Analysts see clear advantages to Greenland's resource profile. "The biggest value sits in its resource profile, specifically in hydro for electricity generation and a 'free cooling' proposition given the lower ambient temperature," Noah Ramos, strategist at Alpine Macro, told CNBC. Data centers generate enormous heat from servers, and Arctic temperatures dramatically reduce cooling costs - one of the largest operational expenses for facilities.
But the same environment creates engineering nightmares. "Building in the Arctic is capital intensive; construction seasons are short, and the heat from the servers can melt the very ground the building sits on... specialized engineering is needed," Ramos said.
There's also a technology wildcard. Nvidia is pushing new chip generations that require less cooling, potentially undermining the Arctic advantage. "It's early days, but if future generations of chips are even more efficient in this regard, it could negate the need for expensive data centre build outs in places like Greenland," Michael Field, chief equity strategist at Morningstar, told CNBC.
The project fits into a broader land grab for data center capacity. Deals in the sector hit a record $61 billion in 2025 as hyperscalers scrambled to lock down sites and power.
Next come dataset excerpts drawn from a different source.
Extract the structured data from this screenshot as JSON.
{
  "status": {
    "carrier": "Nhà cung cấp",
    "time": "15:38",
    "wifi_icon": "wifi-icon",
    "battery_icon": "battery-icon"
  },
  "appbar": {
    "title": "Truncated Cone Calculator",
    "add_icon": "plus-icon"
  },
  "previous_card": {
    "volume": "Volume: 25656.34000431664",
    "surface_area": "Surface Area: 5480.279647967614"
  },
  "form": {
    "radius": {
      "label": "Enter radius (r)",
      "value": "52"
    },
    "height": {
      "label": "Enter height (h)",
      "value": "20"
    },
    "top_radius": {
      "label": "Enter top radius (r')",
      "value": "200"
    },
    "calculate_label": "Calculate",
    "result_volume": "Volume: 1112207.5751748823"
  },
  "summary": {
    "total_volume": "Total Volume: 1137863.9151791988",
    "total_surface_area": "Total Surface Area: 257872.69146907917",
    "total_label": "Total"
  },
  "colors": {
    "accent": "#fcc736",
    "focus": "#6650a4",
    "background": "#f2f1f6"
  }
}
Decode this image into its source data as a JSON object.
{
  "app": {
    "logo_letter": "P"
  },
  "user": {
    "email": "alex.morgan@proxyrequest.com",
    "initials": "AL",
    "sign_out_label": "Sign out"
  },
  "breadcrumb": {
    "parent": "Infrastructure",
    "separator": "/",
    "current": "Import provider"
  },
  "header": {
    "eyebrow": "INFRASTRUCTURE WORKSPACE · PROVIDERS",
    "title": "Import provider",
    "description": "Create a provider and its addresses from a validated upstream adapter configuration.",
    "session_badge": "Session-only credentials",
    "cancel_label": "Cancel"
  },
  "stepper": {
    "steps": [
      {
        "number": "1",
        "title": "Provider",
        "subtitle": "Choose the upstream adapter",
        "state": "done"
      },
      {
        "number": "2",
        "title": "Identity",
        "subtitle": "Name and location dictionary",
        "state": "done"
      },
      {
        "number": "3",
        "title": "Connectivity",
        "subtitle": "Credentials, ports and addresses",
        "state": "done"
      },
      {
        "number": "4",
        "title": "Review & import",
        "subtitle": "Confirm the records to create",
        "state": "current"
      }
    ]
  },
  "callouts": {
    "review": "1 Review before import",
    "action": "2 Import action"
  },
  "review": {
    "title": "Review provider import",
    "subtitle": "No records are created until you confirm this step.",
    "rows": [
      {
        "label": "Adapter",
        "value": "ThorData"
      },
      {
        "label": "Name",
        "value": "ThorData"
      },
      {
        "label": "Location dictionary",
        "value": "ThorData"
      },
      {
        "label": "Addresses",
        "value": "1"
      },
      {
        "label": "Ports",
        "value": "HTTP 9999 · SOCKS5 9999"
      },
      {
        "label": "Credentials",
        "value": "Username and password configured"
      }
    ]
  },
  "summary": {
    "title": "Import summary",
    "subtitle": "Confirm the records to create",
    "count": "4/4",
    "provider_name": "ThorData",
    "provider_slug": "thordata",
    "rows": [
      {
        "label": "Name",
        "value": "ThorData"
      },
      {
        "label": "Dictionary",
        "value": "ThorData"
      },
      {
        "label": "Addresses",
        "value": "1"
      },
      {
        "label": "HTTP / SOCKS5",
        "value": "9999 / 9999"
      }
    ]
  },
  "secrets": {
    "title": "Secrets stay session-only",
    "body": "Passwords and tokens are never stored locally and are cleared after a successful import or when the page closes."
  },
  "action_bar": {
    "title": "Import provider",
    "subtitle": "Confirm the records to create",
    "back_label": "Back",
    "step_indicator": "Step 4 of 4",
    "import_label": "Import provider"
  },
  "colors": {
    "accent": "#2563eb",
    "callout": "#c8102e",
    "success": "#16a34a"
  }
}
Major tech companies are evaluating unconventional locations worldwide, from nuclear-powered facilities to offshore platforms, as traditional markets like Northern Virginia run short on available electricity.
Horn said "larger corporate entities" will lead the actual construction and operation, but declined to name them since partnerships aren't public yet. GreenMet will continue advising as the project pursues government investment from the U.S., Greenland, Denmark, and other NATO countries.
The venture's success hinges on threading a diplomatic needle - advancing a commercial project while governments negotiate over Greenland's future relationship with the United States. For now, the data center remains a bet that Greenland's combination of renewable energy, natural cooling, and strategic location can overcome the immense logistical and political hurdles of building at the edge of the Arctic.
The Greenland data center represents both the ambition and uncertainty defining AI infrastructure's next chapter. If Horn and his partners can navigate the permitting maze and diplomatic crosscurrents, they'll have pulled off one of the most audacious data center builds in history - harnessing Arctic conditions to power the AI boom. But the project's fate depends less on engineering prowess than on political winds swirling around Greenland's relationship with Washington and Copenhagen. For an industry desperate for gigawatt-scale capacity, this remote Arctic settlement has become an unlikely proving ground for whether the world's appetite for AI can overcome geography, geopolitics, and the challenges of building on permafrost.